For ROC-AUC, the close to 1, the better our model is doing at discriminating true positives from false positives. Values closer to 0.5 are like random guessing and indicate poor model performance. Values below 0.5 indicate that something has gone wrong because our model is doing worse than random guessing would do – in such cases it is likely that we have mixed up our classes somewhere.
lr_class_probs = log_reg_clf.predict_proba(toy_data[["x", "y"]])

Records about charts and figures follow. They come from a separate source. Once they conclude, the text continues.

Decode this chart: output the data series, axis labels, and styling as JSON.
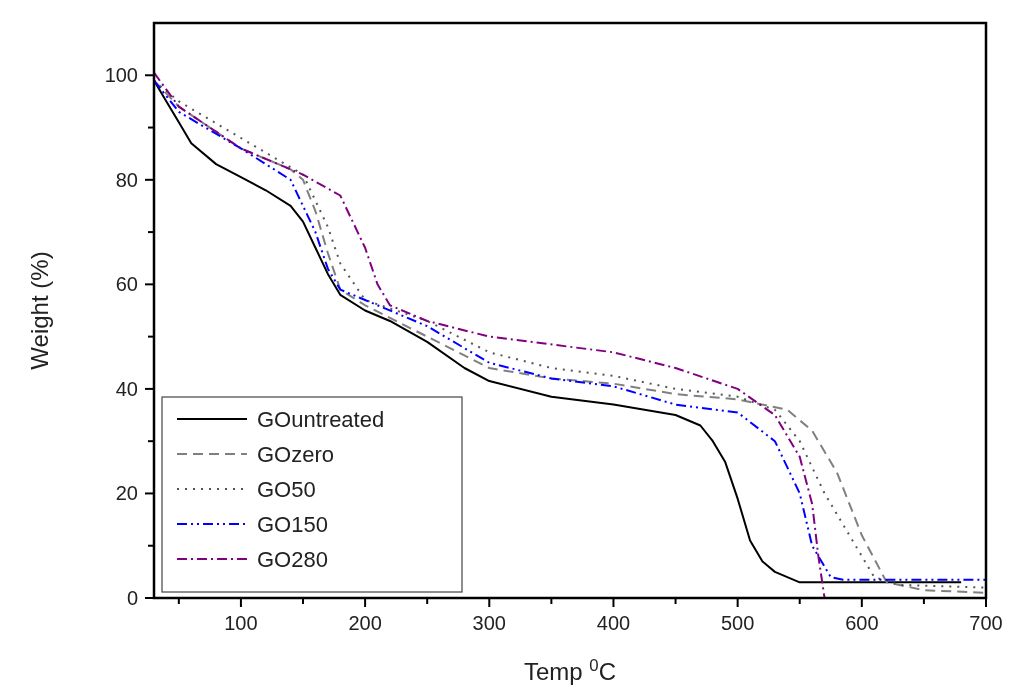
{
  "chart_data": {
    "type": "line",
    "xlabel": "Temp $^{0}$C",
    "ylabel": "Weight (%)",
    "xlim": [
      30,
      700
    ],
    "ylim": [
      0,
      110
    ],
    "xticks": [
      {
        "value": 50,
        "label": null
      },
      100,
      {
        "value": 150,
        "label": null
      },
      200,
      {
        "value": 250,
        "label": null
      },
      300,
      {
        "value": 350,
        "label": null
      },
      400,
      {
        "value": 450,
        "label": null
      },
      500,
      {
        "value": 550,
        "label": null
      },
      600,
      {
        "value": 650,
        "label": null
      },
      700
    ],
    "yticks": [
      0,
      {
        "value": 10,
        "label": null
      },
      20,
      {
        "value": 30,
        "label": null
      },
      40,
      {
        "value": 50,
        "label": null
      },
      60,
      {
        "value": 70,
        "label": null
      },
      80,
      {
        "value": 90,
        "label": null
      },
      100
    ],
    "grid": false,
    "legend": "bottom left",
    "marker": "none",
    "series": [
      {
        "name": "GOuntreated",
        "color": "#000000",
        "line_style": "solid",
        "x": [
          30,
          40,
          50,
          60,
          80,
          100,
          120,
          140,
          150,
          160,
          170,
          180,
          200,
          220,
          250,
          280,
          300,
          350,
          400,
          450,
          470,
          480,
          490,
          500,
          510,
          520,
          530,
          550,
          600,
          650,
          680
        ],
        "values": [
          99,
          95,
          91,
          87,
          83,
          80.5,
          78,
          75,
          72,
          67,
          62,
          58,
          55,
          53,
          49,
          44,
          41.5,
          38.5,
          37,
          35,
          33,
          30,
          26,
          19,
          11,
          7,
          5,
          3,
          3,
          3,
          3
        ]
      },
      {
        "name": "GOzero",
        "color": "#808080",
        "line_style": "dashed",
        "x": [
          30,
          50,
          100,
          140,
          150,
          160,
          170,
          180,
          200,
          250,
          300,
          350,
          400,
          450,
          500,
          540,
          560,
          580,
          600,
          620,
          650,
          700
        ],
        "values": [
          99,
          94,
          86,
          82,
          80,
          74,
          66,
          59,
          56,
          50,
          44,
          42,
          41,
          39,
          38,
          36,
          32,
          24,
          12,
          3,
          1.5,
          1
        ]
      },
      {
        "name": "GO50",
        "color": "#555555",
        "line_style": "dotted",
        "x": [
          30,
          50,
          100,
          150,
          170,
          180,
          200,
          250,
          300,
          350,
          400,
          450,
          500,
          530,
          550,
          570,
          590,
          610,
          630,
          700
        ],
        "values": [
          99,
          95,
          88,
          81,
          71,
          64,
          57,
          53,
          47,
          44,
          42.5,
          40,
          38.5,
          36,
          30,
          20,
          12,
          4,
          2.5,
          2
        ]
      },
      {
        "name": "GO150",
        "color": "#0000ff",
        "line_style": "dashdotdot",
        "x": [
          30,
          50,
          100,
          140,
          160,
          170,
          180,
          200,
          250,
          300,
          350,
          400,
          450,
          500,
          530,
          550,
          560,
          575,
          585,
          700
        ],
        "values": [
          99,
          93,
          86,
          80,
          70,
          63,
          59,
          57,
          52,
          45,
          42,
          40.5,
          37,
          35.5,
          30,
          20,
          10,
          4,
          3.5,
          3.5
        ]
      },
      {
        "name": "GO280",
        "color": "#800080",
        "line_style": "dashdot",
        "x": [
          30,
          50,
          100,
          150,
          180,
          200,
          210,
          220,
          250,
          300,
          400,
          450,
          500,
          530,
          550,
          560,
          565,
          570
        ],
        "values": [
          100.5,
          94,
          86,
          81,
          77,
          67,
          60,
          56,
          53,
          50,
          47,
          44,
          40,
          35,
          27,
          18,
          8,
          0
        ]
      }
    ]
  }
}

roc_auc_score(toy_data["label"], lr_class_probs[:, 1])
## 1.0
fpr, tpr, thresh = roc_curve(toy_data["label"], lr_class_probs[:, 1], pos_label = "B")
(
ggplot() +
geom_line(aes(x = fpr, y = tpr), color = "blue") +
geom_abline(slope = 1, intercept = 0, linetype = "dashed") +
labs(x = "1 - Specificity (FPR)", y = "Sensitivity (TPR)", title = "ROC Curve (Logistic Regressor)")
)
## <Figure Size: (640 x 480)>
While we’ll most often stick with accuracy
,
precision
, recall
, and roc_auc
,
it is worth knowing that there are other assessment metrics for
classifiers. You can find
several of them here on the sklearn.metrics
documentation.
In this notebook we saw several examples of classification datasets,
built three classifiers, and assessed them using different performance
metrics. In particular, we saw classification accuracy, the
rate of recall for a class of interest, the rate of
precision for a class of interest, and the area under the
roc-curve as performance metrics. We discussed how they are
computed and showed how to calculate them easily with functionality from
the sklearn.metrics
submodule.
Being able to assess model performance is critical for our ability to move forward. These assessment metrics are how we will compare our models and how we will be able to determine whether our models are performing well/poorly and also improving or not.
At this point, we have all of the foundational material we need. We’ll move on to implementing specific classes of classification model and discussing what applications and use cases they are well-suited or poorly-suited to.